One area where he has differed with Chairman Greenspan is on how to define “price stability.” Of course, both see price stability as a prime objective of policy. But for Chairman Greenspan, the definition has been behavioral—that is, he would say that we have achieved price stability when inflation is low enough that it does not materially affect people’s economic decisions. In contrast, well before Bernanke was nominated to be Fed Chairman, he said that he would like to see the establishment of a numerical objective for price stability (see Bernanke 2003). Since his nomination, he has said that he would not institute such an approach without a consensus among FOMC members.

For my part, I’m sympathetic to the idea of a quantitative objective for price stability, as I agree that it enhances both Fed transparency and accountability. I have previously articulated my views on this. I see an inflation rate between 1% and 2%, as measured by the core personal consumption expenditures price index, as an appropriate price stability objective for the Fed. However, I also think it is critically important that a numerical inflation objective not weaken our commitment to a dual mandate that includes full employment. Therefore, I would see the numerical objective as a long-run goal and would want the Committee to have a flexible timeframe within which to maintain it. We’ve done a good job under Chairman Greenspan of promoting both price stability and full employment. I believe that a numerical long-run objective for inflation will enhance our ability to maintain that success even in the face of the significant challenges that may come up.


Let me wrap things up by saying that I hope these brief remarks have given you some appreciation of the remarkable achievements of the Greenspan Fed over nearly two decades and a glimpse into some issues that may arise in the “Bernanke Fed.” As a member of the FOMC, of course, I am going to be “at the table,” and in the thick of the transition.

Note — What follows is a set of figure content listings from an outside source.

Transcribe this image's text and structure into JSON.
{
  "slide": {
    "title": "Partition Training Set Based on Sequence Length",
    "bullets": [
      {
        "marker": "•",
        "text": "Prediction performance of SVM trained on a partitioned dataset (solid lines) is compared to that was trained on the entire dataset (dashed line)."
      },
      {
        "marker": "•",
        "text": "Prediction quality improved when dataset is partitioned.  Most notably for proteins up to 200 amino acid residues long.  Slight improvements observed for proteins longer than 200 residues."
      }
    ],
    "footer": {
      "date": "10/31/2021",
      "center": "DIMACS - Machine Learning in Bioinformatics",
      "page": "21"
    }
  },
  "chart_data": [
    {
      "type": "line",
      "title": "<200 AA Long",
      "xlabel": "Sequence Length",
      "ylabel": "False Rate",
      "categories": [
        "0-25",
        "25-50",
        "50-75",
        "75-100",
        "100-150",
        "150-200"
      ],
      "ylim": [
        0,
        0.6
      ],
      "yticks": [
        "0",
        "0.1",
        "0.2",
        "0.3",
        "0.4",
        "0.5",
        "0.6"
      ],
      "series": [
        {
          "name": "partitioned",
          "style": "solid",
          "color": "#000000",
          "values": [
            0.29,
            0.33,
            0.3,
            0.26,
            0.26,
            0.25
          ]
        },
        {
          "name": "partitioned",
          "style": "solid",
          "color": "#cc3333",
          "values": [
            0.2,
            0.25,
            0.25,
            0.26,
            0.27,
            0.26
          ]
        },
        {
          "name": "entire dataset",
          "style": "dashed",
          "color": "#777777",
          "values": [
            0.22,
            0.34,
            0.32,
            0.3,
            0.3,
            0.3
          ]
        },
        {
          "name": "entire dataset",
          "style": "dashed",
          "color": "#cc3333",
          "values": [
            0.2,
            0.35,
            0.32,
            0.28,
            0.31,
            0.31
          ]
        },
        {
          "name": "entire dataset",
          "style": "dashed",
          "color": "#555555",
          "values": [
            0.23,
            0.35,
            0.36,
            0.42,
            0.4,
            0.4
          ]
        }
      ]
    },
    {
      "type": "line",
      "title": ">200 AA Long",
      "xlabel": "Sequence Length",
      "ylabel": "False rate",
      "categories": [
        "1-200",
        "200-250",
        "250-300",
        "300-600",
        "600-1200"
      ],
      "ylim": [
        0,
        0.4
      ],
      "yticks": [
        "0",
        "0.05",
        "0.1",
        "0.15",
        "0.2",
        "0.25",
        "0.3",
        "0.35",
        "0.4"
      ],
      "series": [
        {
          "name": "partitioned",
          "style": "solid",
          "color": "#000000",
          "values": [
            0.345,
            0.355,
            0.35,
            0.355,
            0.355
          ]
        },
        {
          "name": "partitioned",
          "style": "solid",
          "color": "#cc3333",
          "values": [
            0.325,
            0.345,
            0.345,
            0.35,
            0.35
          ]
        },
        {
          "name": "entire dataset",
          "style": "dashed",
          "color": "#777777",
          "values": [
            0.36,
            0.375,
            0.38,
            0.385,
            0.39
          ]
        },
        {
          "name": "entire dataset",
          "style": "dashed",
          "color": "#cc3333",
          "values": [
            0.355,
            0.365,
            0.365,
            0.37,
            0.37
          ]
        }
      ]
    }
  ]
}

It particularly pleases me to say that, with the Fed’s increased emphasis on communication and transparency, you and the rest of the public are going to have a pretty good view of how things play out yourselves. So stay tuned—I think it’s going to be a fascinating year for us all!

Janet L. Yellen
President and Chief Executive Officer


Bernanke, Ben S. 2003. Remarks at the 28th Annual Policy Conference: “Inflation Targeting: Prospects and Problems.” Federal Reserve Bank of St. Louis, St. Louis, Missouri (October 17).